Well, this may be a slightly hyperbolic paraphrase (and I may have brought in a few things that weren't specifically mentioned in the advice passages), but the purpose behind the construction these instructional texts for women seems to be the same one behind the 1950s home-economics textbooks: an effort by men to maintain the prevailing patriarchal order via the encouragement of feminine weakness and submissiveness.
Also, as I read these texts, I started to wonder why men felt the need to publish them so extensively--why specifically during the late eighteenth century did they feel their authority was in jeopardy? Since a handful of these texts were published during the "Critical Period" of American History, I wonder if it was a response to Republican Motherhood of sorts, an attempt to reclaim some of the agency women had gained with the success of the American Revolution. Anway, it's just a thought.

2 comments:
I like your metaphors, Emily. :) And I think it's very insightful that you discuss the way in which these texts reaffirm the authority of the man by encouraging submissiveness in women. The fact that the socially naive female must turn to men for advice is, I think, degrading. It implies that women are not capable of making their own judgments; everything has to be spelled out for them.
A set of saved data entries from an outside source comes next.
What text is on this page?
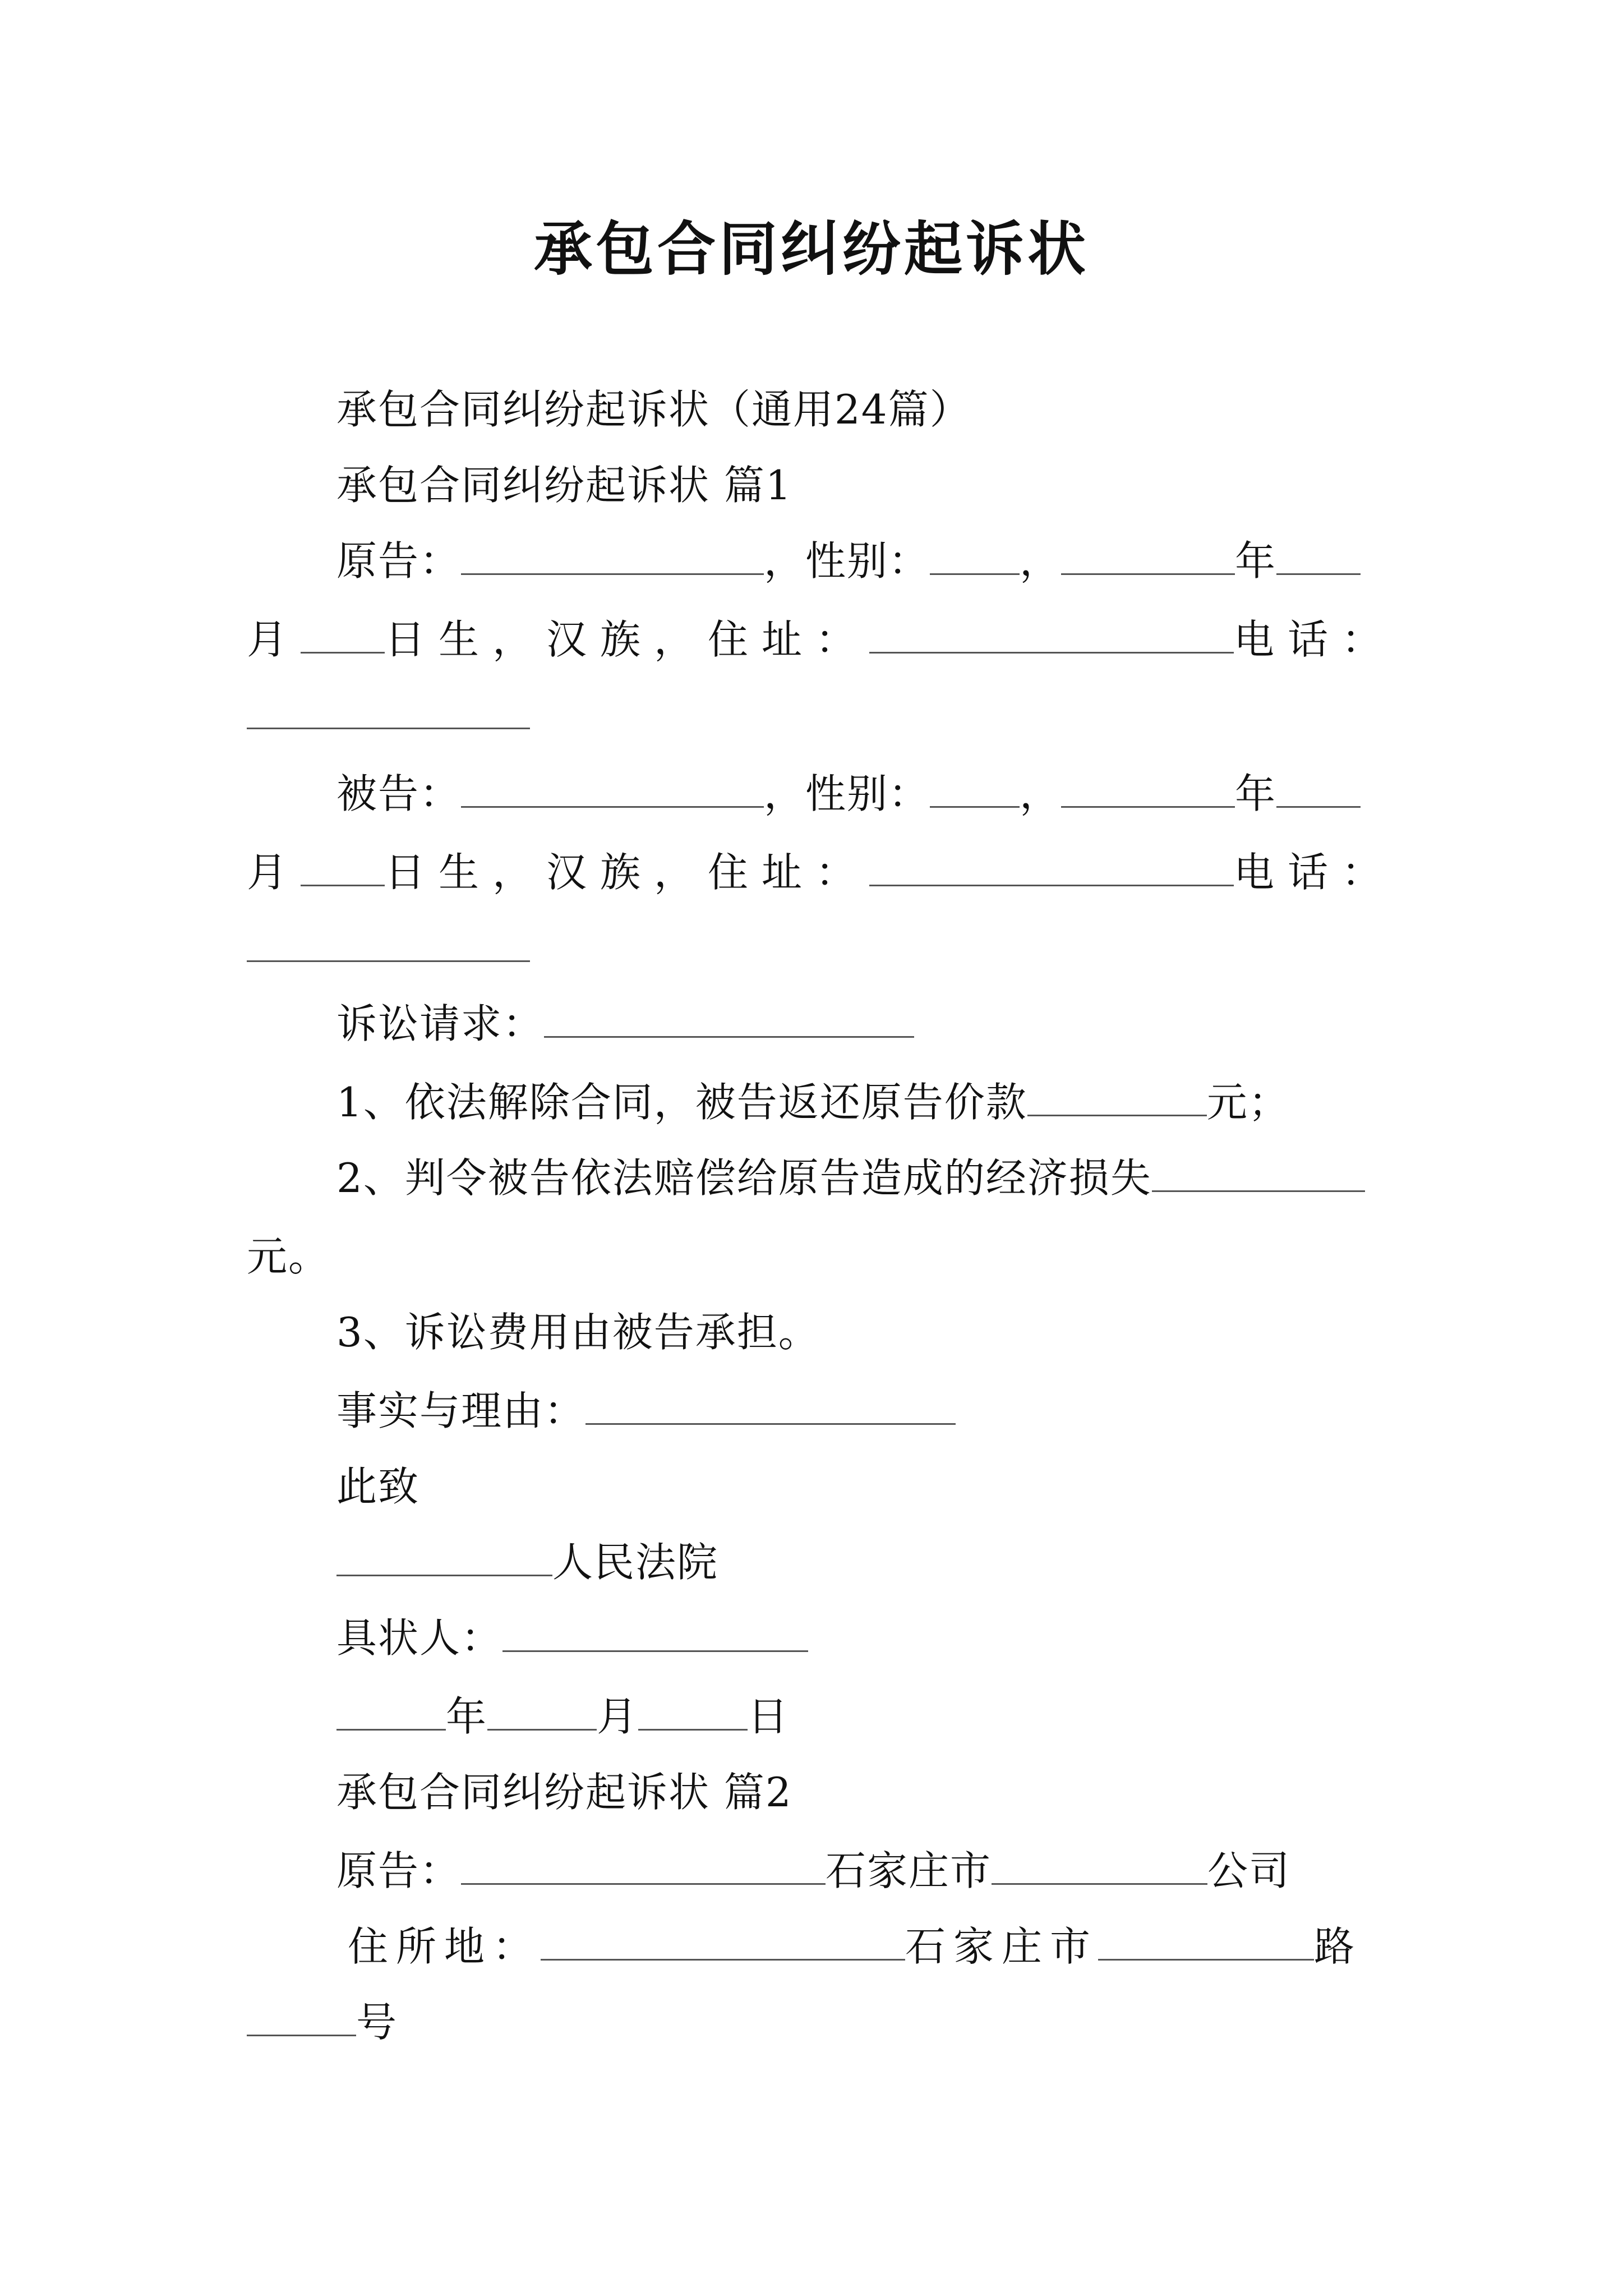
承包合同纠纷起诉状
承包合同纠纷起诉状（通用24篇）
承包合同纠纷起诉状 篇1
原告：	，性别： ，	年
月 日生，汉族，住址：	电话：
被告：	，性别： ，	年
月 日生，汉族，住址：	电话：
诉讼请求：
1、依法解除合同，被告返还原告价款	元；
2、判令被告依法赔偿给原告造成的经济损失
元。
3、诉讼费用由被告承担。
事实与理由：
此致
人民法院
具状人：
年	月	日
承包合同纠纷起诉状 篇2
原告：	石家庄市	公司
住所地：	石家庄市	路
号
I enjoyed reading your first couple paragraphs, because I was likewise struck by the irony that men frame their advice with the message that all they want to do is help women find meaning and happiness in their lives. Well, of course, they are so concerned about female education! If a woman follows the male curriculum, who ultimately reaps the rewards? It's frustrating, to say the least.
I really enjoyed reading you're post--I especially liked the image of the men "returning her to the mantle with a fierce SLAM." I think you're right; the men felt even the limited progress that women had made was a threat to their authority. You wonder why they felt insecure--perhaps they were still afraid of England coming back and reclaiming its territory? Good thoughts on the historical context.